Pilot Project Dakwah

by -1403 Views

Dakwah pada hakikatnya adalah upaya menyampaikan nilai dan mendorong perubahan perilaku. Karena itu, dakwah berhadapan dengan manusia yang memiliki latar belakang, pengalaman, budaya, dan karakter yang berbeda.

Dalam konteks ini, pilot project bukan untuk menguji benar atau salahnya ajaran Islam. Prinsip syariat memiliki kedudukan yang tetap. Tetapi, apa yang diuji adalah cara menyampaikan, media yang digunakan, pendekatan kepada masyarakat, dan strategi membangun perubahan.

Saya melihat ini penting dari pengalaman kegiatan sosial di tingkat masyarakat. Program yang secara konsep bagus belum tentu diterima dengan baik. Kadang masalahnya bukan pada tujuannya, tetapi pada cara kita datang dan berkomunikasi.

Menguji Cara Tanpa Mengubah Nilai

Hal pertama yang harus dijaga adalah batas nilai. Inovasi boleh dilakukan pada metode. Prinsip tidak boleh dikorbankan.

Everett M. Rogers dalam Diffusion of Innovations memberikan contoh menarik tentang kegagalan introduksi varietas padi di Bali. Ia menulis:

“The miracle rice had a shorter growing session than the existing rice varieties on Bali and hence was incompatible with the Hindu priests’ irrigation schedule.”

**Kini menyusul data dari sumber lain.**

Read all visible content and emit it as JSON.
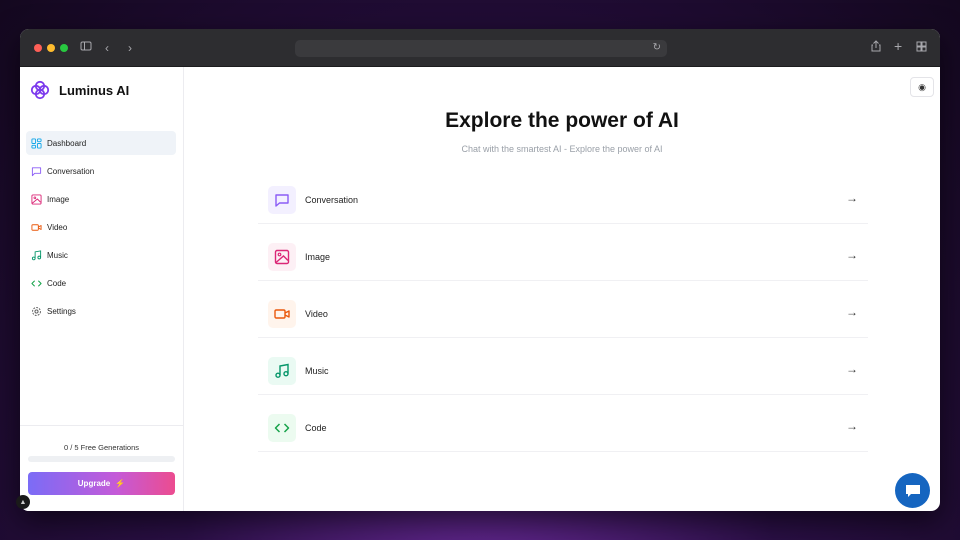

Artinya, padi tersebut memiliki masa tumbuh lebih pendek dan tidak sesuai dengan jadwal irigasi yang berkaitan dengan sistem keagamaan masyarakat Bali.

Rogers kemudian mencatat:

“The eventual result was lower, instead of higher, yields, which was quickly discontinued by Balinese farmers.”

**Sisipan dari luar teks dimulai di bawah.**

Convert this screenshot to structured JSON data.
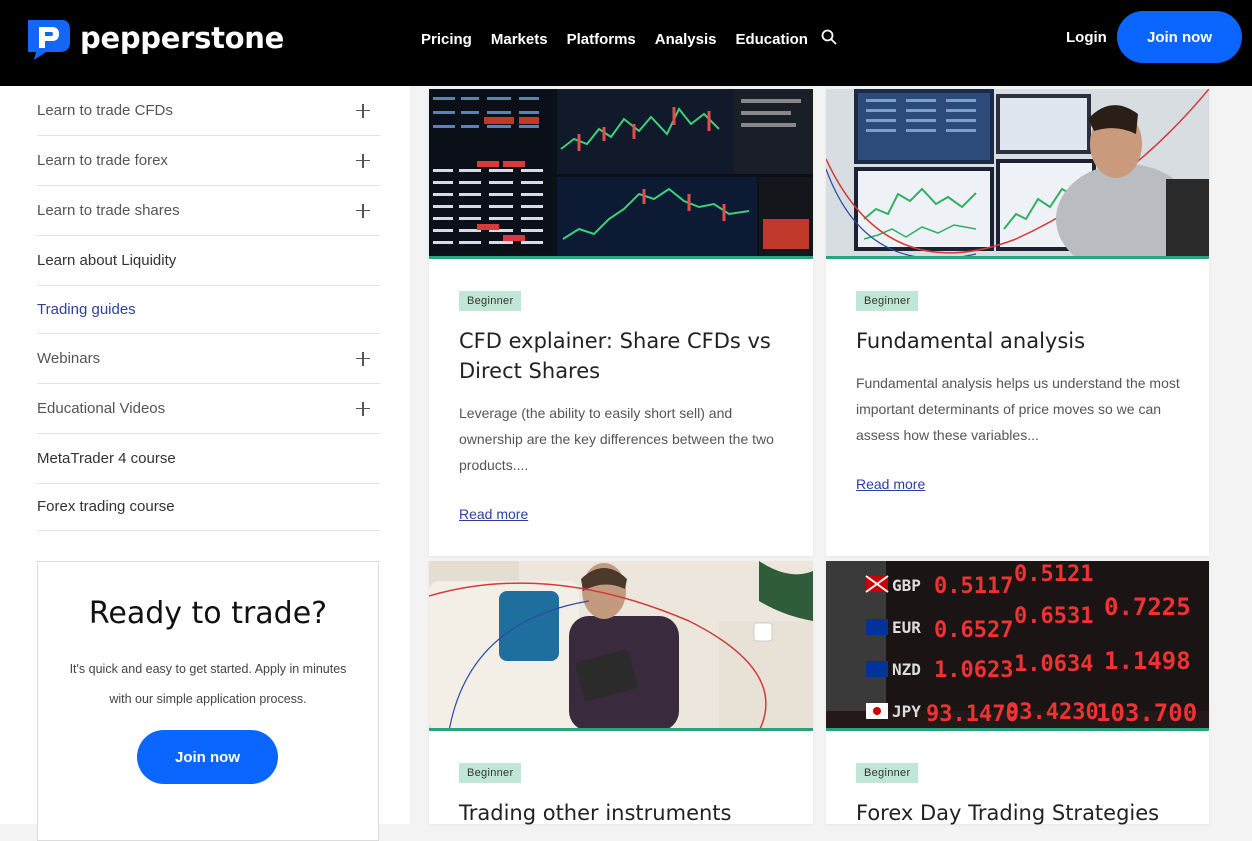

Pelajarannya jelas. Inovasi yang secara teknis baik dapat gagal jika tidak sesuai dengan sistem nilai dan kehidupan masyarakat.

Dalam dakwah, prinsip syariat menjadi batas yang tidak boleh dilanggar. Namun cara menyampaikannya dapat terus diperbaiki. Kita dapat menguji media sosial, forum keluarga, diskusi komunitas, seni, video pendek, atau pendekatan lainnya. Pertanyaannya bukan apakah pesan agama diubah, tetapi bagaimana pesan itu dapat dipahami dan diterima dengan baik.

Kearifan lokal juga penting. Mary B. Anderson dalam Do No Harm menceritakan pengalaman di Burundi. Seorang anggota tim mengatakan:

“It was an excellent idea to use our traditional proverbs. They summarize in one or two lines what would otherwise have to be said on two pages of text… When we Burundians have a conversation, we often start or finish with a proverb, so this is a structure every Burundian citizen can relate to.”

Dalam konteks kita, pesan dakwah dapat dikaitkan dengan budaya tutur masyarakat, bahasa daerah, pepatah, atau tradisi positif yang sudah hidup.

Menguji Dai dan Cara Membangun Kepercayaan

Dakwah bukan hanya soal apa yang disampaikan. Siapa yang menyampaikan juga menentukan penerimaan.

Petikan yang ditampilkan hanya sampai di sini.